Biosynthesis of silver nanoparticles using leaves of Stevia rebaudiana

Abstract

The synthesis of silver nanoparticles employing a shadow-dried Stevia rebaudiana leaf extract in AgNO3 solution is reported. Transmission electron microscopy and X-ray diffraction inspections indicate that nanoparticles are spherical and polydispersed with diameters ranging between 2 and 50 nm with a maximum at 15 nm. Ultraviolet-visible spectra recorded against the reaction time confirms the reduction of silver nanoparticles indicating that the formation and the aggregation of nanoparticles take place shortly after the mixing, as they persist concurrently with characteristic times of 48.5 min and 454.5 min, respectively. Aggregation is found to be the dominant mechanism after the first 73 min.

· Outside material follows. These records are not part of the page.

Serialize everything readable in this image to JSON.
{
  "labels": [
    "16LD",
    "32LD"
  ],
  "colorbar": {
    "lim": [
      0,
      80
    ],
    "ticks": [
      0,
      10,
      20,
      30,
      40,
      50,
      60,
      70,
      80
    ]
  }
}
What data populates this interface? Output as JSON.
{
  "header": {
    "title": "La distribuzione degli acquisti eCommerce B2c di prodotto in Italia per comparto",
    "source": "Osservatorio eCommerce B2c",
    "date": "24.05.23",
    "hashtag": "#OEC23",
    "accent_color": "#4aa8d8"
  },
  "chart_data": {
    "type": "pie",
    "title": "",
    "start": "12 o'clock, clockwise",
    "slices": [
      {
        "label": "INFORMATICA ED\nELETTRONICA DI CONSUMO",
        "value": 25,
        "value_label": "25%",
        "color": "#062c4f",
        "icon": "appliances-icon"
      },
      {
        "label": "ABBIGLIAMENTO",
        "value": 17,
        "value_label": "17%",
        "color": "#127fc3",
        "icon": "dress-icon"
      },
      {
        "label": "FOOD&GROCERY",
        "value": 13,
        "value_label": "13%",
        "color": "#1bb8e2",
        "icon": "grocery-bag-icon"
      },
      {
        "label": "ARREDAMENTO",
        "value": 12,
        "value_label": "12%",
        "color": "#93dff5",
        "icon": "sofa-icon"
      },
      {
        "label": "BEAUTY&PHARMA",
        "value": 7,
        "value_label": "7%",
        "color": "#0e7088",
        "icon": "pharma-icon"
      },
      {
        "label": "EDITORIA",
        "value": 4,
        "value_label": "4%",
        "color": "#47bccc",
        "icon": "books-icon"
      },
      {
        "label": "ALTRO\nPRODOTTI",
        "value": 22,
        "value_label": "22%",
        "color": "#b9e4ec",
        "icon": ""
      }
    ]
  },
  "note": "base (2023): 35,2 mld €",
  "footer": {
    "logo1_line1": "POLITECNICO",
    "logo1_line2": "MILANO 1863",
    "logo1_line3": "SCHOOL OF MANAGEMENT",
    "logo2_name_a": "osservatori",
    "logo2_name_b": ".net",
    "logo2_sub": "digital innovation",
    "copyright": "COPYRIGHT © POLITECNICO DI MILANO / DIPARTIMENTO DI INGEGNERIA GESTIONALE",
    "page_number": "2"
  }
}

Proton nuclear magnetic resonance spectrum of the silver nanoparticles reveals the existence of aliphatic, alcoholic and olefinic CH2 and CH3 groups, as well as some aromatic compounds but no sign of aldehydes or carboxylic acids. Infrared absorption of the silver nanoparticles suggests that the capping reagents of silver and gold nanoparticles reduced in plant extracts/broths are of the same chemical composition of different ratios. Ketones are shown to play a somehow active role for the formation of nanoparticles in plant extracts/broths.